The revival of printing at Oxford, two years later, met with no such stormy reception, though the university possessed no printing patent similar to that of Cambridge. Its immunity from interference may have owed something to the protection of the earl of Leicester, chancellor of the university, under whose auspices the press was established. Anyhow, Joseph Barnes, the printer appointed by the university, at once carried the attack into the London camp, and, in the very year (1585) in which he began work, reprinted one of their “most vendible copies.” John Wight, the bookseller to whom the book (Parsons’s Christian Exercise) had been entered in the Stationers’ register, on hearing of the piracy, sent his son to Oxford, who there bought the impression and paid Barnes ready money for it, Barnes making faithful promise that he would never reprint the book. But, notwithstanding this promise and Wight’s “curteous dealinge” with him, Barnes, being thus furnished with money, forthwith prints two other impressions of the work; and, when the London printers in retaliation reprint Thomas Bilson’s Christian subjection and unchristian rebellion, which Barnes had just published, they are stopped by the privy council, their printing tools seized, and one of their number thrown into prison. The Oxford press was officially recognised in 1586, by a Star chamber ordinance allowing one press and one apprentice.

In 1586, Barnes brought out Chrysostom’s Homilies printed in Greek type, and, in 1595, his first Welsh book Perl mewn adfyd, a translation from Otto Wermueller. Before his resignation in 1617, Barnes had issued from his press a rendering into English verse of six poems of Theocritus (1588), Richard of Bury’s Philobiblon (1599),—“the first English edition of the first book on the love of books,”—two editions of John Davies’s Microcosmos, captain John Smith’s Map and description of Virginia (1612), and works by Nicholas Breton, Thomas Churchyard and Richard Hooker. Barnes was succeeded by John Lichfield, who printed till 1635; the issue of the first four editions (1621–32) of Burton’s Anatomy of Melancholy lends distinction to his press. Archbishop Laud, when he became chancellor of the university in 1630, bestowed much care in forwarding the interests of printing at Oxford, and one of his earliest actions in this direction was to procure from king Charles I a charter which conferred upon the university privileges equal to those possessed by Cambridge.

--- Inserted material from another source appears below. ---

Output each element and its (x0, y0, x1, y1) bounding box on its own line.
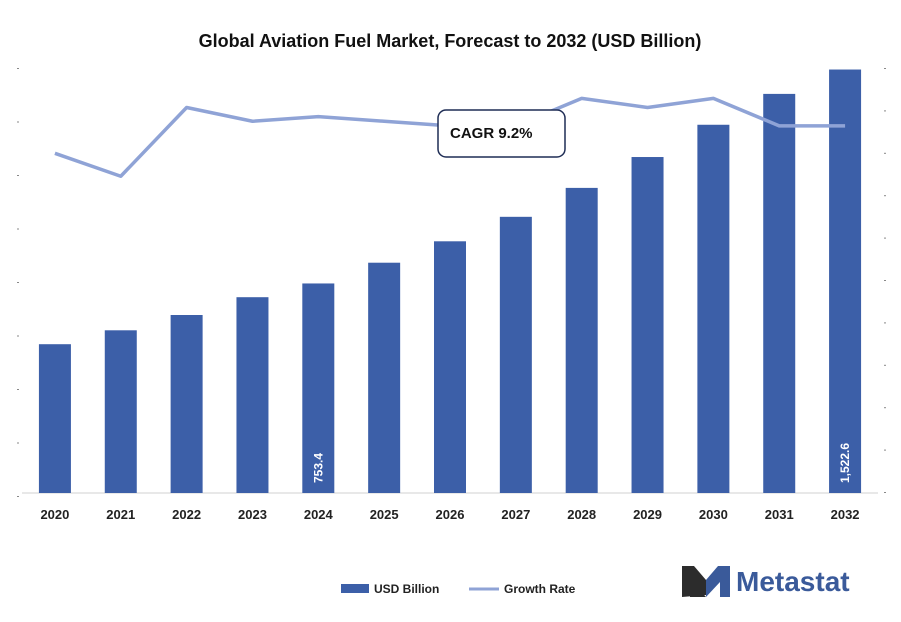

In 1610–13, an edition of Chrysostom’s works in Greek, in eight volumes folio, was printed at Sir Henry Savile’s press at Eton college by John Norton, the king’s printer in Latin, Greek, and Hebrew. Five other books are known to have issued from the Eton press before its cessation in 1615. The celebrated Greek type, the “silver letter” as it was called, was afterwards presented by Sir Henry Savile to the university of Oxford.

The rigorous enforcement of the policy of regulating printing in the interests of church and state naturally drove the opponents of the establishment, the papists on the one side and the puritans on the other, to resort to secret printing, and several illicit presses were at work during the latter part of the sixteenth century. At the secret press of Thomas Cartwright, the puritan opponent of Whitgift, was printed in 1572 An Admonition to the Parliament; and several other allied tracts followed before the press was run down and seized at Hempstead. In 1580–1, a Jesuit press, with which Robert Parsons and Edmund Campion were connected, was at work first at Greenstreet House, East Ham, and afterwards, at Stonor Park. But the chief of these secret and fugitive sources of contraband literature was that known as the Marprelate press, of which an account has been given in a previous volume of the present work.